Reno's request was the result of an inquiry triggered in November when a West African businessman charged that Herman, a White House aide during Clinton's first term, had sought kickbacks and illegal campaign contributions in exchange for business favors.

Laurent Yéné of Cameroon claimed that Herman received payoffs -- possibly totalling $4,500 -- as part of an agreement in which she would receive a ten percent cut of any business she steered to a company he owned with her close friend, Vanessa Weaver.
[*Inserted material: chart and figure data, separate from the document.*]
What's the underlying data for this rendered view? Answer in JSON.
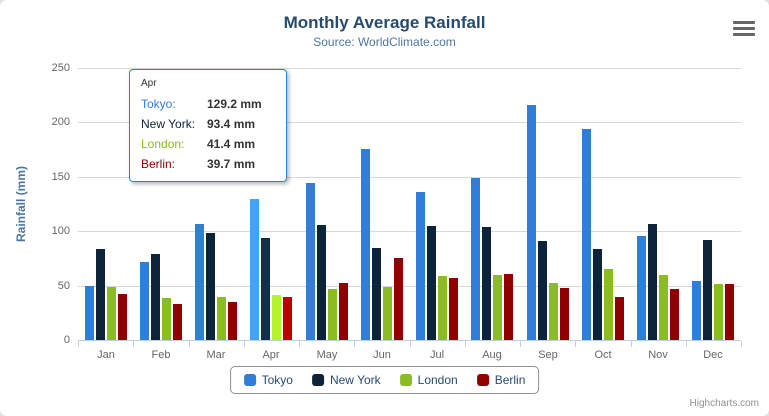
{
  "chart": {
    "title": "Monthly Average Rainfall",
    "subtitle": "Source: WorldClimate.com",
    "y_axis_title": "Rainfall (mm)",
    "credits": "Highcharts.com"
  },
  "chart_data": {
    "type": "bar",
    "title": "Monthly Average Rainfall",
    "subtitle": "Source: WorldClimate.com",
    "xlabel": "",
    "ylabel": "Rainfall (mm)",
    "ylim": [
      0,
      250
    ],
    "yticks": [
      0,
      50,
      100,
      150,
      200,
      250
    ],
    "grid": true,
    "legend_position": "bottom",
    "categories": [
      "Jan",
      "Feb",
      "Mar",
      "Apr",
      "May",
      "Jun",
      "Jul",
      "Aug",
      "Sep",
      "Oct",
      "Nov",
      "Dec"
    ],
    "series": [
      {
        "name": "Tokyo",
        "color": "#2f7ed8",
        "values": [
          49.9,
          71.5,
          106.4,
          129.2,
          144.0,
          176.0,
          135.6,
          148.5,
          216.4,
          194.1,
          95.6,
          54.4
        ]
      },
      {
        "name": "New York",
        "color": "#0d233a",
        "values": [
          83.6,
          78.8,
          98.5,
          93.4,
          106.0,
          84.5,
          105.0,
          104.3,
          91.2,
          83.5,
          106.6,
          92.3
        ]
      },
      {
        "name": "London",
        "color": "#8bbc21",
        "values": [
          48.9,
          38.8,
          39.3,
          41.4,
          47.0,
          48.3,
          59.0,
          59.6,
          52.4,
          65.2,
          59.3,
          51.2
        ]
      },
      {
        "name": "Berlin",
        "color": "#910000",
        "values": [
          42.4,
          33.2,
          34.5,
          39.7,
          52.6,
          75.5,
          57.4,
          60.4,
          47.6,
          39.1,
          46.8,
          51.1
        ]
      }
    ],
    "hover_category_index": 3
  },
  "tooltip": {
    "category": "Apr",
    "rows": [
      {
        "label": "Tokyo:",
        "value": "129.2 mm",
        "color": "#2f7ed8"
      },
      {
        "label": "New York:",
        "value": "93.4 mm",
        "color": "#0d233a"
      },
      {
        "label": "London:",
        "value": "41.4 mm",
        "color": "#8bbc21"
      },
      {
        "label": "Berlin:",
        "value": "39.7 mm",
        "color": "#910000"
      }
    ]
  }
}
Yéné further alleged that Herman had suggested that the company's clients, including some foreign nationals, would receive preferential treatment from the Clinton administration if they contributed to the Democratic National Committee. Justice Department investigators also examined Yéné's claim that he had conveyed an envelope containing $10,000 in cash from Weaver to Herman in the Spring of 1996.

The Attorney General's decision to request an independent counsel came after five months of investigation -- the maximum allowed under the law. According to press reports, Justice officials were deeply divided over whether or not Reno should request an outside prosecutor. In her eight-page application to the Special Division, Reno noted that the Justice Department had found "no evidence clearly demonstrating Secretary Herman's involvement in these matters, and substantial evidence suggesting that she may not have been involved." Nevertheless, the Attorney General ruled that further investigation was warranted, given that the Justice Department had been unable to determine whether Yéné's claims were credible.

Lancaster will be the seventh independent counsel to investigate the Clinton administration.